L’«Artificial Intelligence Lab» (AI Lab) de l’Université de Zurich est le paradis des passionnés de bricolage.
Sur les bureaux et les établis se trouvent des fers à souder et tournevis, pistolets de colle chaude, micro-puces et manettes; et par terre, des boîtes remplies de câbles électriques de toutes les couleurs. «Nous fabriquons tous nos robots nous mêmes, d’où ce grand bazar», explique Konstantinos Dermitzakis, doctorant à l’AI Lab. Outre le matériel et les outils nécessaires à la construction des robots, le laboratoire abrite également quelques objets plutôt inhabituels. Parmi ceux-ci, un grand aquarium et un squelette humain en plastique. «Nos recherches s’inspirent souvent de la nature», explique Dermitzakis. Son collègue chercheur a ainsi observé une pieuvre pour ensuite créer un tentacule en silicone dans lequel il a placé douze minuscules capteurs. Avec un ordinateur, il a pu analyser de manière détaillée sa mobilité. Ces observations sont intéressantes pour les roboticiens, car la pieuvre est une championne de la mobilité. Elle est capable de tordre ses tentacules dans pratiquement toutes les directions et jouit d’une liberté de mouvement quasi illimitée. L’étude a révélé que des robots pourraient un jour se déplacer de manière aussi naturelle et en déployant aussi peu d’efforts que leur modèle naturel.
Quand la mécanique remplace la programmation
Au cours de ses millions d’années d’évolution, la nature a déjà relevé de nombreux défis fonctionnels auxquels sont aujourd’hui confrontés les roboticiens.
Dermitzakis prend le robot d’un collègue. «Stumpy» est une construction en forme de T composée de tiges en aluminium, de ressorts en acier, de roues en plastique, de fils en nylon et de deux petits moteurs. Grâce à une tige verticale qui effectue un mouvement de va-et-vient, le robot peut se déplacer d’une manière assez naturelle. Ses membres sont commandés de manière passive et purement mécanique. Des ressorts de traction et des fils en nylon qui passent sur des roues font office de tendons et de muscles.
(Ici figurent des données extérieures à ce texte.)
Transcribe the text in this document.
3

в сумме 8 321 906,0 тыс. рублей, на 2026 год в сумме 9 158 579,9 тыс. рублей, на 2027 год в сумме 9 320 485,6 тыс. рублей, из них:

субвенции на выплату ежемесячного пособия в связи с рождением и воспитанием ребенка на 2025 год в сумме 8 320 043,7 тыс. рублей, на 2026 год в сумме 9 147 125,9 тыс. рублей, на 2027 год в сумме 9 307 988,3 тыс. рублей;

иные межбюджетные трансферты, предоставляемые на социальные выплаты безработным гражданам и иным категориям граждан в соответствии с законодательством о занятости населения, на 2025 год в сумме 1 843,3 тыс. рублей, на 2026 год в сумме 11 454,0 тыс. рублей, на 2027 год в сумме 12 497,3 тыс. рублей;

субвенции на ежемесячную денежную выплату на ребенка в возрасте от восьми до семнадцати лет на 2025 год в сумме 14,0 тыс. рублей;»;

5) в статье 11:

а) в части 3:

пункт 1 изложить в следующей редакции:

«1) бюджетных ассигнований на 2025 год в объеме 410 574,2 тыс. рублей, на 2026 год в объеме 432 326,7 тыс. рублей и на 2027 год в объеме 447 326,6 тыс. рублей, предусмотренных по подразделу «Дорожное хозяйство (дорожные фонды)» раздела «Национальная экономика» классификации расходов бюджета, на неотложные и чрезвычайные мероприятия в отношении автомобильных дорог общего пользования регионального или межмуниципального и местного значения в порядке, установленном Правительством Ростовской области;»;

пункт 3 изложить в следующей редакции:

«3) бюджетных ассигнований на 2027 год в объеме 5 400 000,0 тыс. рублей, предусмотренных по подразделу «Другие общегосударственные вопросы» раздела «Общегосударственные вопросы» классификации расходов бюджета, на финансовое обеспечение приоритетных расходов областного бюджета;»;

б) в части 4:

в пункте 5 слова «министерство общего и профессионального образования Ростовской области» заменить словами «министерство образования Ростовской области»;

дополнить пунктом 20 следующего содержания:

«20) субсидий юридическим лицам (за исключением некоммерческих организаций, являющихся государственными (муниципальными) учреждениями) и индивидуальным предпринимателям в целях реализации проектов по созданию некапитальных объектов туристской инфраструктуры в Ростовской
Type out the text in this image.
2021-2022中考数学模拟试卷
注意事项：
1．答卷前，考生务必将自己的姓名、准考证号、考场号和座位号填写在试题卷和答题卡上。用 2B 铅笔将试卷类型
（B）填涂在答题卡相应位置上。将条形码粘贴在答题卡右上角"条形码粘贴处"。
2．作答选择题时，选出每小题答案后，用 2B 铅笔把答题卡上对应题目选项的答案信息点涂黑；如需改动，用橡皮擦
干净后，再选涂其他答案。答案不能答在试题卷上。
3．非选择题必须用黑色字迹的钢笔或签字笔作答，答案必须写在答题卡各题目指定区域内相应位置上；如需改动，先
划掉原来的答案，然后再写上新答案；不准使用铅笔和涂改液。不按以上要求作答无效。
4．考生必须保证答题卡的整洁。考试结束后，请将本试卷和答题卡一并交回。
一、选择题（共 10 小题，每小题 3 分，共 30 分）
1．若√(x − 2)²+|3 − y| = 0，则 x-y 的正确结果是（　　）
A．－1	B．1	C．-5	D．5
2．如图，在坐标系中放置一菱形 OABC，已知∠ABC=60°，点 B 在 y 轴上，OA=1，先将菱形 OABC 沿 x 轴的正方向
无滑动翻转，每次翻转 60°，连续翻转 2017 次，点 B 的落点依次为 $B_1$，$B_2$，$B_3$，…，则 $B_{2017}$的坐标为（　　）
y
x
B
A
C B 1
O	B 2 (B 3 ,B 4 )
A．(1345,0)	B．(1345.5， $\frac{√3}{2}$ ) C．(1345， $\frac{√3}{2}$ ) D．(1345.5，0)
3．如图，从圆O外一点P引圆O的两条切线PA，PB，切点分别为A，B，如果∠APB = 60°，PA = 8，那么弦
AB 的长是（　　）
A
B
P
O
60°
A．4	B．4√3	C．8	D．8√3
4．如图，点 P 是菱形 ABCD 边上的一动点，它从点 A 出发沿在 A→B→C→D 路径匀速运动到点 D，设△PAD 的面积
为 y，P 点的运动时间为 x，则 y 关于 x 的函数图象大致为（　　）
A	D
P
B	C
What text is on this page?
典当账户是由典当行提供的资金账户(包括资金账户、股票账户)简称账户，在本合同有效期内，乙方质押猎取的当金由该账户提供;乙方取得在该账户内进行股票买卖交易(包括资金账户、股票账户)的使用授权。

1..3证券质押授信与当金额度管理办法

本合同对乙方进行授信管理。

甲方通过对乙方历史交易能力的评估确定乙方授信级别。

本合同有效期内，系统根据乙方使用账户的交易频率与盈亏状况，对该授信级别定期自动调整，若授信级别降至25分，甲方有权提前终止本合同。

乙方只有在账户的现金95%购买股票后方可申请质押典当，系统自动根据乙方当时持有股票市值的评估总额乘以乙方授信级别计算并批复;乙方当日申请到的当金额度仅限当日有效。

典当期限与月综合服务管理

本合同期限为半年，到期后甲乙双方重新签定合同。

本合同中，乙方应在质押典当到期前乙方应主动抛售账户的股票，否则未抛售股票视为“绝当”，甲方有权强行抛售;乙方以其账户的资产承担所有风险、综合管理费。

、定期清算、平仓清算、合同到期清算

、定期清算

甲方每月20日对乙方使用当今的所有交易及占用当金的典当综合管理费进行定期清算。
Le mouvement est fluide, la démarche dynamique et humaine. «Stumpy» représente un changement de paradigme dans la robotique: d’habitude, chaque mouvement du robot est commandé par un ordinateur, ce qui nécessite une puissance de calcul élevée et de nombreux moteurs. «Nous voulions simplifier radicalement les systèmes», explique Dermitzakis. Il a donc décidé, avec ses collègues, de créer des membres de robots intelligents. En effet, chez les humains comme chez les animaux, tous les muscles et les tendons ne sont pas commandés de manière centrale par le cerveau, beaucoup de mouvements sont effectués de façon inconsciente et purement mécanique. «Sinon, nous n’aurions même plus la capacité de penser», explique Dermitzakis en riant.